I discuss humanitarian assistance and planning for Iraq regularly with the Secretary of State for Foreign and Commonwealth Affairs.
To ask the Secretary of State for International Development what humanitarian aid has been delivered in Iraq. 
Stocks have been pre-positioned in country and in surrounding areas and are being utilised as required and in line with the evolving security situation on the ground.In the north, UNICEF has brought in limited supplies, the Mines Action Group (MAG) is undertaking mine clearance, the World Food Programme (WFP) has delivered food, and the World Health Organisation is supporting local health providers to assess disease outbreaks.In Baghdad controlled Iraq the International Committee of the Red Cross (ICRC) is working with local technicians to repair water and power supplies in seven Baghdad hospitals and to provide drinking water.In the south the coalition military are discharging their humanitarian obligations under the Geneva Convention and Hague regulations in order to provide relief in the interim in the territory they occupy. UN agencies and NGO's are now beginning to enter. The ICRC has been repairing water and power supplies at the main Basra pumping station and distributing medical supplies. UNICEF has begun to distribute clean water and emergency kits; the International Medical Corps (IMC) has begun to provide assistance to the hospital in Umm Qasr; and Caritas Iraq has sent emergency medical supplies from Baghdad to Basra. The Coalition military has completed a 3.5 km water pipeline from Kuwait to Umm Qasr allowing water to be delivered to surrounding populations.This is far from a complete picture. Our daily published reports contain further information on humanitarian assistance in Iraq and are available from the Commons Library.
To ask the Secretary of State for International Development what recent discussions she has had with the United Nations regarding humanitarian aid to Iraq. 
I visited New York and Washington on 19–20 March to meet the United Nations Secretary General and others to try to ensure that proper preparations are being made for humanitarian assistance and reconstruction in Iraq. Since then, I have had discussions with other UN officials including the Executive Directors of the World Food Programme and the United Nations Population Fund. I will be visiting New York again this week for further discussions.
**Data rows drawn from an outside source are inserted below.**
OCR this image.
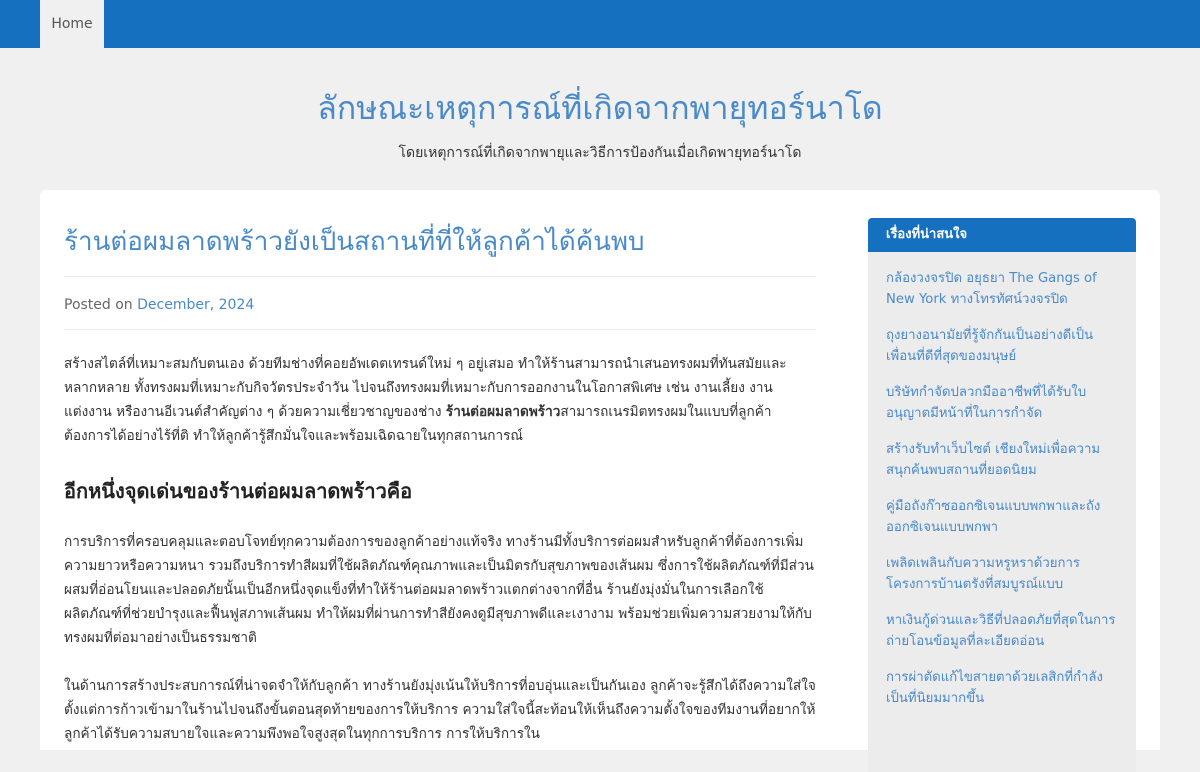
Home
ลักษณะเหตุการณ์ที่เกิดจากพายุทอร์นาโด
โดยเหตุการณ์ที่เกิดจากพายุและวิธีการป้องกันเมื่อเกิดพายุทอร์นาโด
ร้านต่อผมลาดพร้าวยังเป็นสถานที่ที่ให้ลูกค้าได้ค้นพบ
Posted on December, 2024

สร้างสไตล์ที่เหมาะสมกับตนเอง ด้วยทีมช่างที่คอยอัพเดตเทรนด์ใหม่ ๆ อยู่เสมอ ทำให้ร้านสามารถนำเสนอทรงผมที่ทันสมัยและหลากหลาย ทั้งทรงผมที่เหมาะกับกิจวัตรประจำวัน ไปจนถึงทรงผมที่เหมาะกับการออกงานในโอกาสพิเศษ เช่น งานเลี้ยง งานแต่งงาน หรืองานอีเวนต์สำคัญต่าง ๆ ด้วยความเชี่ยวชาญของช่าง ร้านต่อผมลาดพร้าวสามารถเนรมิตทรงผมในแบบที่ลูกค้าต้องการได้อย่างไร้ที่ติ ทำให้ลูกค้ารู้สึกมั่นใจและพร้อมเฉิดฉายในทุกสถานการณ์

อีกหนึ่งจุดเด่นของร้านต่อผมลาดพร้าวคือ

การบริการที่ครอบคลุมและตอบโจทย์ทุกความต้องการของลูกค้าอย่างแท้จริง ทางร้านมีทั้งบริการต่อผมสำหรับลูกค้าที่ต้องการเพิ่มความยาวหรือความหนา รวมถึงบริการทำสีผมที่ใช้ผลิตภัณฑ์คุณภาพและเป็นมิตรกับสุขภาพของเส้นผม ซึ่งการใช้ผลิตภัณฑ์ที่มีส่วนผสมที่อ่อนโยนและปลอดภัยนั้นเป็นอีกหนึ่งจุดแข็งที่ทำให้ร้านต่อผมลาดพร้าวแตกต่างจากที่อื่น ร้านยังมุ่งมั่นในการเลือกใช้ผลิตภัณฑ์ที่ช่วยบำรุงและฟื้นฟูสภาพเส้นผม ทำให้ผมที่ผ่านการทำสียังคงดูมีสุขภาพดีและเงางาม พร้อมช่วยเพิ่มความสวยงามให้กับทรงผมที่ต่อมาอย่างเป็นธรรมชาติ

ในด้านการสร้างประสบการณ์ที่น่าจดจำให้กับลูกค้า ทางร้านยังมุ่งเน้นให้บริการที่อบอุ่นและเป็นกันเอง ลูกค้าจะรู้สึกได้ถึงความใส่ใจตั้งแต่การก้าวเข้ามาในร้านไปจนถึงขั้นตอนสุดท้ายของการให้บริการ ความใส่ใจนี้สะท้อนให้เห็นถึงความตั้งใจของทีมงานที่อยากให้ลูกค้าได้รับความสบายใจและความพึงพอใจสูงสุดในทุกการบริการ การให้บริการใน

เรื่องที่น่าสนใจ
กล้องวงจรปิด อยุธยา The Gangs of New York ทางโทรทัศน์วงจรปิด
ถุงยางอนามัยที่รู้จักกันเป็นอย่างดีเป็นเพื่อนที่ดีที่สุดของมนุษย์
บริษัทกำจัดปลวกมืออาชีพที่ได้รับใบอนุญาตมีหน้าที่ในการกำจัด
สร้างรับทำเว็บไซต์ เชียงใหม่เพื่อความสนุกค้นพบสถานที่ยอดนิยม
คู่มือถังก๊าซออกซิเจนแบบพกพาและถังออกซิเจนแบบพกพา
เพลิดเพลินกับความหรูหราด้วยการโครงการบ้านตรังที่สมบูรณ์แบบ
หาเงินกู้ด่วนและวิธีที่ปลอดภัยที่สุดในการถ่ายโอนข้อมูลที่ละเอียดอ่อน
การผ่าตัดแก้ไขสายตาด้วยเลสิกที่กำลังเป็นที่นิยมมากขึ้น
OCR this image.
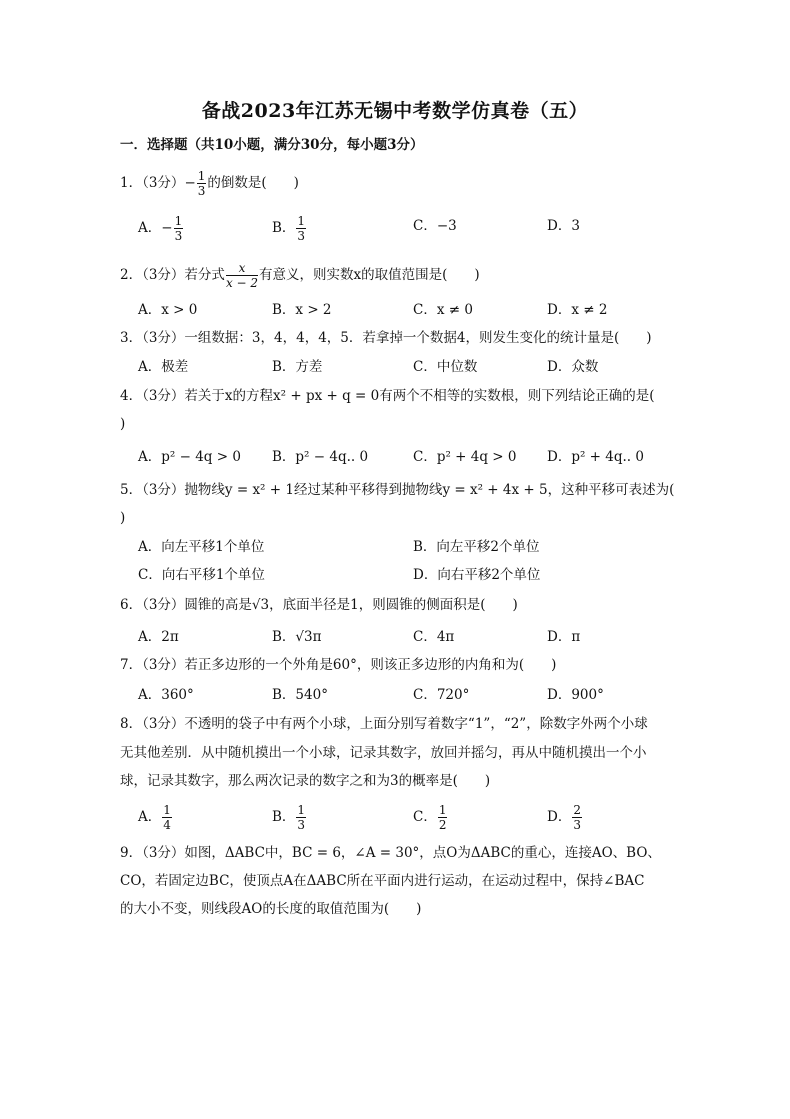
备战2023年江苏无锡中考数学仿真卷（五）
一．选择题（共10小题，满分30分，每小题3分）
1．（3分）− $\frac{1}{3}$ 的倒数是(　　)
A．− $\frac{1}{3}$	B． $\frac{1}{3}$	C．−3	D．3
2．（3分）若分式 $\frac{x}{x - 2}$ 有意义，则实数x的取值范围是(　　)
A．x > 0	B．x > 2	C．x ≠ 0	D．x ≠ 2
3．（3分）一组数据：3，4，4，4，5．若拿掉一个数据4，则发生变化的统计量是(　　)
A．极差	B．方差	C．中位数	D．众数
4．（3分）若关于x的方程x² + px + q = 0有两个不相等的实数根，则下列结论正确的是(
)
A．p² − 4q > 0 B．p² − 4q.. 0	C．p² + 4q > 0 D．p² + 4q.. 0
5．（3分）抛物线y = x² + 1经过某种平移得到抛物线y = x² + 4x + 5，这种平移可表述为(
)
A．向左平移1个单位	B．向左平移2个单位
C．向右平移1个单位	D．向右平移2个单位
6．（3分）圆锥的高是√3，底面半径是1，则圆锥的侧面积是(　　)
A．2π	B．√3π	C．4π	D．π
7．（3分）若正多边形的一个外角是60°，则该正多边形的内角和为(　　)
A．360°	B．540°	C．720°	D．900°
8．（3分）不透明的袋子中有两个小球，上面分别写着数字“1”，“2”，除数字外两个小球
无其他差别．从中随机摸出一个小球，记录其数字，放回并摇匀，再从中随机摸出一个小
球，记录其数字，那么两次记录的数字之和为3的概率是(　　)
A． $\frac{1}{4}$	B． $\frac{1}{3}$	C． $\frac{1}{2}$	D． $\frac{2}{3}$
9．（3分）如图，ΔABC中，BC = 6，∠A = 30°，点O为ΔABC的重心，连接AO、BO、
CO，若固定边BC，使顶点A在ΔABC所在平面内进行运动，在运动过程中，保持∠BAC
的大小不变，则线段AO的长度的取值范围为(　　)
My Department is in daily contact with UN humanitarian agencies through the UN Office for the Co-ordination of Humanitarian Affairs (OCHA) based in Cyprus, to which we have seconded two members of staff.
To ask the Secretary of State for International Development pursuant to the answer of 27 March 2003, Official Report, column 353W, why officials from her Department were not previously in a position to meet with local Iraqi non-governmental organisations. 
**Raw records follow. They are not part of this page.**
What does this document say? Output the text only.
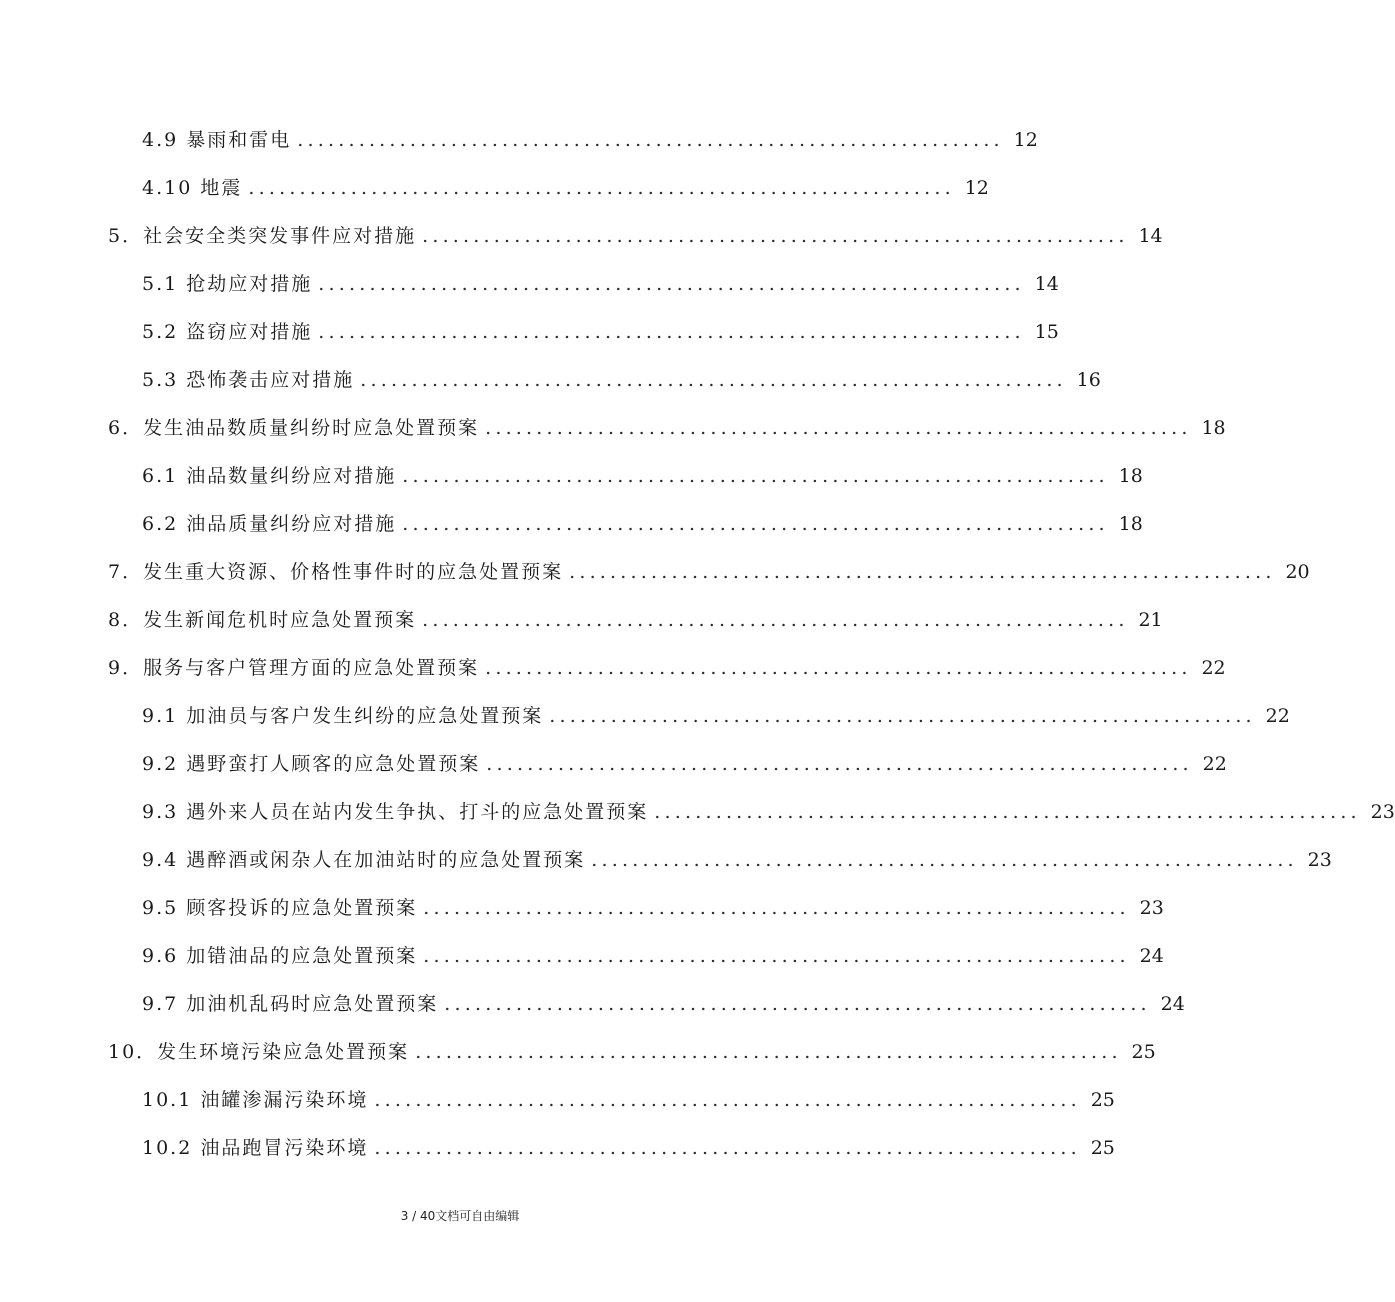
4.9 暴雨和雷电 ..................................................................... 12
4.10 地震 ..................................................................... 12
5．社会安全类突发事件应对措施 ..................................................................... 14
5.1 抢劫应对措施 ..................................................................... 14
5.2 盗窃应对措施 ..................................................................... 15
5.3 恐怖袭击应对措施 ..................................................................... 16
6．发生油品数质量纠纷时应急处置预案 ..................................................................... 18
6.1 油品数量纠纷应对措施 ..................................................................... 18
6.2 油品质量纠纷应对措施 ..................................................................... 18
7．发生重大资源、价格性事件时的应急处置预案 ..................................................................... 20
8．发生新闻危机时应急处置预案 ..................................................................... 21
9．服务与客户管理方面的应急处置预案 ..................................................................... 22
9.1 加油员与客户发生纠纷的应急处置预案 ..................................................................... 22
9.2 遇野蛮打人顾客的应急处置预案 ..................................................................... 22
9.3 遇外来人员在站内发生争执、打斗的应急处置预案 ..................................................................... 23
9.4 遇醉酒或闲杂人在加油站时的应急处置预案 ..................................................................... 23
9.5 顾客投诉的应急处置预案 ..................................................................... 23
9.6 加错油品的应急处置预案 ..................................................................... 24
9.7 加油机乱码时应急处置预案 ..................................................................... 24
10．发生环境污染应急处置预案 ..................................................................... 25
10.1 油罐渗漏污染环境 ..................................................................... 25
10.2 油品跑冒污染环境 ..................................................................... 25
3 / 40文档可自由编辑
DFID officials have not been able to meet local Iraqi NGOs due to the security climate in Iraq. DFID has on-going programmes of support in the North of Iraq, through Save the Children UK; HelpAge International; Christian Aid; Response Relief Resettlement and Rehabilitation (4Rs); A Community Oriented Rehabilitation Network (ACORN) and Care in the Centre/South. All of these work extensively with local Iraqi people and local NGOs to implement their programmes.Any new or future support in Iraq will similarly seek to maximise partnerships with local Iraqi organisations.